I had an interesting conversation with a man I met while waiting for a flight. He was a professor of linguistics in South Korea and was planning for his upcoming speech at a convention in Berlin. Having never met someone in his profession, I had little to say but found the topics we discussed quite interesting.
After a debate about tonal language and if all languages are in fact tonal to some extent, we touched upon a controversial subject. Jim, my new-found layover buddy, said something quite profound: ‘Most people think that language consists of the vocabulary we use, but language has very little to do with words; it has everything to do with intention.’

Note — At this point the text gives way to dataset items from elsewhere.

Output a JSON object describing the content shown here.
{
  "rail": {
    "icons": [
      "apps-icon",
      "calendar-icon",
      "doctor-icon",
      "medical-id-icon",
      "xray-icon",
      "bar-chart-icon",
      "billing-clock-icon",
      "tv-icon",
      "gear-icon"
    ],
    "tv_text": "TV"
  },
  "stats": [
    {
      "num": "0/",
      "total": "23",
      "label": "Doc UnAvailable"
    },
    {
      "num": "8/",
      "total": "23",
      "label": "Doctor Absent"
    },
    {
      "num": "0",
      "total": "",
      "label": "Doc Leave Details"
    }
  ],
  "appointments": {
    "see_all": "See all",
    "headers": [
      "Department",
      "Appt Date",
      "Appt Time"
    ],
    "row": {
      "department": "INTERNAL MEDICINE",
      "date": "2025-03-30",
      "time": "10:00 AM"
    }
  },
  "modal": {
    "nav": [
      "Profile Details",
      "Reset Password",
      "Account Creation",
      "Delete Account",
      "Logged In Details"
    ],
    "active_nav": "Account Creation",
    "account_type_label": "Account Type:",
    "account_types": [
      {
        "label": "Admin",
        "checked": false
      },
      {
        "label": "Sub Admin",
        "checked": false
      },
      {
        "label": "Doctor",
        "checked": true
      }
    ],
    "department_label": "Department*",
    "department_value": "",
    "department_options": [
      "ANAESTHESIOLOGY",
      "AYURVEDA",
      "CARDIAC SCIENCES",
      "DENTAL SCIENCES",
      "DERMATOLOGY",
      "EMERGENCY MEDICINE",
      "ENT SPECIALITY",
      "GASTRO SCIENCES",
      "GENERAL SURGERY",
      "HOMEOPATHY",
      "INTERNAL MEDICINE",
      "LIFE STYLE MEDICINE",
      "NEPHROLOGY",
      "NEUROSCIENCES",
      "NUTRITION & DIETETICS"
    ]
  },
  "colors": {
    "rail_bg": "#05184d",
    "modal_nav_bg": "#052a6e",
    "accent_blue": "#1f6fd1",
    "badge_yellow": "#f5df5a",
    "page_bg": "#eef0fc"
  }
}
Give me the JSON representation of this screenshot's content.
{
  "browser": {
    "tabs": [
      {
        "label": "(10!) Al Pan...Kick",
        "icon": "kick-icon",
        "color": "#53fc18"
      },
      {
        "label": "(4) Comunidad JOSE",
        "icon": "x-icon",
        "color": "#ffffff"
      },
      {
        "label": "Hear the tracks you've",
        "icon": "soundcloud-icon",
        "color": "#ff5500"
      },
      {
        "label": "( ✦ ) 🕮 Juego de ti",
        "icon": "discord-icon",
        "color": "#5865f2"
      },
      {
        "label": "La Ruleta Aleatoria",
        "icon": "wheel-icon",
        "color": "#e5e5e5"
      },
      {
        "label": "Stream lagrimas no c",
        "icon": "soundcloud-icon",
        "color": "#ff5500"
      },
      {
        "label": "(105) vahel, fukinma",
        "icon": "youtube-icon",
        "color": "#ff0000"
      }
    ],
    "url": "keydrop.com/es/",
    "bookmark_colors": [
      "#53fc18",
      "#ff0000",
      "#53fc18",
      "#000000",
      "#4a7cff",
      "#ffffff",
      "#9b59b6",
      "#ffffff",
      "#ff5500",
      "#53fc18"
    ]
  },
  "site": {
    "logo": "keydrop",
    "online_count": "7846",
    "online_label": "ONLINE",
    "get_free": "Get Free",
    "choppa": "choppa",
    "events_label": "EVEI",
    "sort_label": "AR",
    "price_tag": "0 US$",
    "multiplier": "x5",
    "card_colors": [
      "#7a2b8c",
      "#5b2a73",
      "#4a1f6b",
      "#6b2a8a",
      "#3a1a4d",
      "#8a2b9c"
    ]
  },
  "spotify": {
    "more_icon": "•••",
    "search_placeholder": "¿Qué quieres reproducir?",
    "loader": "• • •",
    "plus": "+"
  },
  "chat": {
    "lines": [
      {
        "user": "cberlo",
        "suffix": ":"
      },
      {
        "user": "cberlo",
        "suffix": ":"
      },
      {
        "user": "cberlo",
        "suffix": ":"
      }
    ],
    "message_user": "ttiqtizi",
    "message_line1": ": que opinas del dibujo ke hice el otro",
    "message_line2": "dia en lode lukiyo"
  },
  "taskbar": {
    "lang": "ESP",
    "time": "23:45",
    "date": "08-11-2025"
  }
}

I began to think about this statement, and if I could apply it to my life. I had to agree. Many people say things they don’t necessarily mean for a variety of reasons. Sometimes they say it because they lack the vocabulary. Other times it is due to a disability, anger, or culture. We actively make attempts to decode what is being said and why with the ones we love, despite their style of communication. Many arguments occur out of miscommunication when the parties involved are actually agreeing. Disputes that occur between people could be resolved more easily if intentions are understood. Whether or not both people hold completely opposing sets of beliefs and values, makes no difference.
Lately, I have had a habit of ignoring people while flying because I value my own time. I excuse myself from conversations in order to catch up on a nap, read my book, or just to avoid the pressure of a social situation with someone I will never meet again. Things will be different from now on though. Before collecting my bags on the other side, Jim handed me his business card and we promised to meet again.